Tata Steel currently holds nearly 75 per cent in Tinplate, a separately listed group firm, which is among the country's largest producer of tinplate and its products are used for canning and packaging of processed foods, paints, beverages, dairy and other products.
In an order passed today, Sebi said Tinplate in September 2009 had announced an issue of 4,31,90,851 equity shares on a rights basis to its existing shareholders, together with the issue of 1,79,96,188 fully convertible debentures in the ratio of 5 fully convertible debentures for every 8 equity shares.
It was observed that as part of the rights entitlement in terms of the rights issue, Tata Steel had subscribed to and was allotted 1,33,12,500 equity shares and 55,46,875 fully convertible debentures.
Further, pursuant to its undertaking to apply for equity shares and fully convertible debentures, Tata Steel had also subscribed to and was allotted an additional 86,73,599 equity shares and 1,17,00,093 fully convertible debentures.
On October 12, 2009, Tinplate allotted 2,19,86,099 equity shares to Tata Steel as part of its rights entitlement in terms of the rights issue. This led to Tata Steel's stake in Tinplate increasing from 30.82 per cent to 42.88 per cent.
Upon this increase, Tata Steel was required to make the necessary disclosures within two working days to Tinplate as required under Sebi regulations. However, it was alleged Tata Steel made the said disclosures belatedly on July 2, 2012.
Further, on April 1, 2011, Tinplate again allotted 3,13,58,123 equity shares to Tata Steel pursuant to the rights issue and in terms of the letter of offer dated September 3, 2009. As a result of this, Tata Steel's stake increased from 42.88 per cent to 59.44 per cent.
This disclosure was also required to be made within two working days, but Tata Steel disclosed the rise in stake only on May 13, 2011.
Subsequently, Tata Steel's stake in Tinplate rose to 73.44 per cent in September 2012 following an open offer, and further to 74.96 per cent in May 2014 pursuant to a scheme of amalgamation, but time disclosures were made for these.
Regarding the alleged lapses in first two cases, Tata Steel submitted before Sebi that there was no actual or effective breach of the disclosure requirements as the underlying purpose of the regulations was fulfilled by virtue of the information being present in the public domain by way of compliance with other applicable statutes by the two firms.
Sebi further said that Tata Steel's further submissions reiterated these points and suggested that the lapse on its part was technical in nature and the same should be condoned or a nominal penalty may be imposed on it.
Noting that Tata Steel has admitted the violation by making the prescribed disclosures with a delay on both occasions, Sebi said it does not "find any merit in the submissions of the noticee that no irreparable harm or injury has been occurred either to investors or to the public at large dealing in securities due to the said delayed disclosures".

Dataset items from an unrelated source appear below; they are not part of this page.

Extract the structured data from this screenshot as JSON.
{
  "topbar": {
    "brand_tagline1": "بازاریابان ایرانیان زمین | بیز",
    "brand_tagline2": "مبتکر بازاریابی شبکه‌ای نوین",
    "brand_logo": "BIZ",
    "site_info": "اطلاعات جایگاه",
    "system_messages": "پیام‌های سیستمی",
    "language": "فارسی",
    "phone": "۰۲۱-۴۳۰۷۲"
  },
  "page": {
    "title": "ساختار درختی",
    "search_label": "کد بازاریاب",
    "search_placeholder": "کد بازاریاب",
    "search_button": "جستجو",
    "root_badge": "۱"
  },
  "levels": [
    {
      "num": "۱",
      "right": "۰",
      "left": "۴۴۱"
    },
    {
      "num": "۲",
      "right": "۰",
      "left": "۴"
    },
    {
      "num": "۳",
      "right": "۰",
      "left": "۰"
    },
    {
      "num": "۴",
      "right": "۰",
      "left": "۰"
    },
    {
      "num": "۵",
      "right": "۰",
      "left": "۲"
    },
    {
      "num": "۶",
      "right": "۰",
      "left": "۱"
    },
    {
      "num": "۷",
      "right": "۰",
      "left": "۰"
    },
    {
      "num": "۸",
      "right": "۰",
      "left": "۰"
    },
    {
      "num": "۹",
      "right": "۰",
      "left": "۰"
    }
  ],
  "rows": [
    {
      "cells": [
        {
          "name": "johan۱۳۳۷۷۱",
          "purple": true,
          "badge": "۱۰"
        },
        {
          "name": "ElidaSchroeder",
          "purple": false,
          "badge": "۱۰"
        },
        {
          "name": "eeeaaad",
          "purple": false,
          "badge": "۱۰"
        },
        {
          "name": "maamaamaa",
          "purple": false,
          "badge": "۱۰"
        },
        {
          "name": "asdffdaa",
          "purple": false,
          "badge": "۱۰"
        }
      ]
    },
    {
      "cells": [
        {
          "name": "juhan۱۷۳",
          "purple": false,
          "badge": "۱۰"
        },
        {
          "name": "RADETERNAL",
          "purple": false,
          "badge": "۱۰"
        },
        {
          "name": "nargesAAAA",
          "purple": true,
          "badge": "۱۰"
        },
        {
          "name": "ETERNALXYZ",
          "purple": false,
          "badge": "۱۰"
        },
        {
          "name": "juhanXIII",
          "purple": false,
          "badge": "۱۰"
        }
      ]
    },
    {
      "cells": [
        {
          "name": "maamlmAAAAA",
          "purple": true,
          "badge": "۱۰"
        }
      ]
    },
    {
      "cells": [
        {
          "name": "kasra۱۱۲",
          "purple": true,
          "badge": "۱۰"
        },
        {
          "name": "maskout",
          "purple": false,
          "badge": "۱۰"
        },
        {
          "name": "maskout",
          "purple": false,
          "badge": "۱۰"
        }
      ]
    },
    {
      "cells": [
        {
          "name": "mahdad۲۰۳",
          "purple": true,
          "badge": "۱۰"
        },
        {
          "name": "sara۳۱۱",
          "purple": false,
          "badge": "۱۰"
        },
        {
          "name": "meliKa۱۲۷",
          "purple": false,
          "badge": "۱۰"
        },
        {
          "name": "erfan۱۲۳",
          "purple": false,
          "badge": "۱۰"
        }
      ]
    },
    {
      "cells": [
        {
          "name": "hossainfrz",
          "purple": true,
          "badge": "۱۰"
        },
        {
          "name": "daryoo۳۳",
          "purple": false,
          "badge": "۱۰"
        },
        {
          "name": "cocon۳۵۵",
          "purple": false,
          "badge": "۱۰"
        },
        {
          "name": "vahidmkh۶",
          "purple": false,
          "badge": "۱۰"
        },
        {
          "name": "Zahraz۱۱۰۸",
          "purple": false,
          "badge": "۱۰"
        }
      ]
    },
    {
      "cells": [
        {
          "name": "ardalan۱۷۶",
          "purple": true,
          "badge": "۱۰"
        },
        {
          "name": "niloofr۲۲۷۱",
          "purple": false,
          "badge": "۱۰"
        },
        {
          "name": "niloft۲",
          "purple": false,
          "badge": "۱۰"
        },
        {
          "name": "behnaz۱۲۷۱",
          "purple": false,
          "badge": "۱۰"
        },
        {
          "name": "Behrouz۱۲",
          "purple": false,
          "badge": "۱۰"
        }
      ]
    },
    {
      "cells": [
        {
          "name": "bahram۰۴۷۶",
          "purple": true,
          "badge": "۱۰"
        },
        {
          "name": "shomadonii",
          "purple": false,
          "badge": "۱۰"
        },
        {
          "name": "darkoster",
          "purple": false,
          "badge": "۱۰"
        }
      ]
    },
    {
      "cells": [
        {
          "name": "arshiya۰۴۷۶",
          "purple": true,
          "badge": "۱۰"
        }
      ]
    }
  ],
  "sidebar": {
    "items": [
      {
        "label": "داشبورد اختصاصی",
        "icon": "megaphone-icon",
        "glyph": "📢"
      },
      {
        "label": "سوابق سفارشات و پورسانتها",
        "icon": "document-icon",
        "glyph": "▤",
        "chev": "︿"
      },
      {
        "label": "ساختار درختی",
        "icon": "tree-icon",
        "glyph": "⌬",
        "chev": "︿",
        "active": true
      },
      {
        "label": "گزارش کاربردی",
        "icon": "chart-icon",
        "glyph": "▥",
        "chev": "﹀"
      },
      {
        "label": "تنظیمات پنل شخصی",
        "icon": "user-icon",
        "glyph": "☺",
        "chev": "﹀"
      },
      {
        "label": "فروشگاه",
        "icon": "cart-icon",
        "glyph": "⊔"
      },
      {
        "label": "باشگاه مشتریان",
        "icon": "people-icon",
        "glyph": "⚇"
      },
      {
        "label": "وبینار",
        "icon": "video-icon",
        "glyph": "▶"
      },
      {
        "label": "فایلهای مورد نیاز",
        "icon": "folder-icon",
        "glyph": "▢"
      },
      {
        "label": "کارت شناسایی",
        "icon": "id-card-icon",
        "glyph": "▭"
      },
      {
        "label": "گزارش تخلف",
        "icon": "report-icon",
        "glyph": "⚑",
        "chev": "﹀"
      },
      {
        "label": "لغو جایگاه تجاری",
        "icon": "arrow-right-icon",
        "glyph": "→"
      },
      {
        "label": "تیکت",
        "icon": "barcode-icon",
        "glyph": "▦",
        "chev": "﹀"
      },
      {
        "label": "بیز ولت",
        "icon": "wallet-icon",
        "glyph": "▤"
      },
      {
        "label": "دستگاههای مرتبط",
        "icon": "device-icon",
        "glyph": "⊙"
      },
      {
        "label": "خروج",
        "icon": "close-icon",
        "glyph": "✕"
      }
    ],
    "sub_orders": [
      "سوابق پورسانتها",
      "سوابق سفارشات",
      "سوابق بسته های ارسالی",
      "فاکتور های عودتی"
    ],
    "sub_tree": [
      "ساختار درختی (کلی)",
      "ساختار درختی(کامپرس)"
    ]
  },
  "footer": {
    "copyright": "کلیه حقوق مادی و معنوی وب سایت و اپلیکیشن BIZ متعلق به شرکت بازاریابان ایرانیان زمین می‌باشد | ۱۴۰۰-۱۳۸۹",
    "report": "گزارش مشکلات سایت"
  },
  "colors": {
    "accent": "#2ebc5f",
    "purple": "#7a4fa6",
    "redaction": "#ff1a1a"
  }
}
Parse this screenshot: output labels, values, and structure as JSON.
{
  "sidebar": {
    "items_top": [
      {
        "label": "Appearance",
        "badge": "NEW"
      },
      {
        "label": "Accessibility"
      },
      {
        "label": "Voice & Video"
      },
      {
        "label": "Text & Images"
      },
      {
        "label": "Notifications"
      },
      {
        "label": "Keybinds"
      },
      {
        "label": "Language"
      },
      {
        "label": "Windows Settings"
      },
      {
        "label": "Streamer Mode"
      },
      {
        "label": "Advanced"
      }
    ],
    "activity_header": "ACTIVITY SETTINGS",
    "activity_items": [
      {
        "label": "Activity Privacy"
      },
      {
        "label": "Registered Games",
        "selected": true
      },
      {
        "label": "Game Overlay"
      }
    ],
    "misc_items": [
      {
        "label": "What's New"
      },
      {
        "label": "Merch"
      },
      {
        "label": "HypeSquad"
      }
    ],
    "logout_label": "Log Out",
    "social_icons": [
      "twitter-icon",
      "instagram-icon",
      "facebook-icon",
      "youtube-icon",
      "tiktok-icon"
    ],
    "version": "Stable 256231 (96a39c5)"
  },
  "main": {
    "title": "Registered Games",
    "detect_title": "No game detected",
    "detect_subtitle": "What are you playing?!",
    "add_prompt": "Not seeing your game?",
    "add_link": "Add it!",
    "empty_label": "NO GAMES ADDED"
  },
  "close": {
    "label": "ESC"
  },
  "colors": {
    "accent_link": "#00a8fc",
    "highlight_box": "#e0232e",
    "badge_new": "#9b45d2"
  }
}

Sebi's adjudicating officer for the case said the material available on record that any quantifiable gain or unfair advantage accrued to Tata Steel or the extent of loss suffered by the investors as a result of the default cannot be computed, but the defaults were "repetitive in nature".
As regulations seek to ensure fair treatment by mandating timely and adequate disclosures to enable investors make an informed decision, Tata Steel was found to be liable for monetary penalty by failing to make the necessary disclosures within the prescribed timelines, Sebi's order said.
Accordingly, Sebi imposed Rs 10 lakh fine, saying it is commensurate with the defaults committed by the company.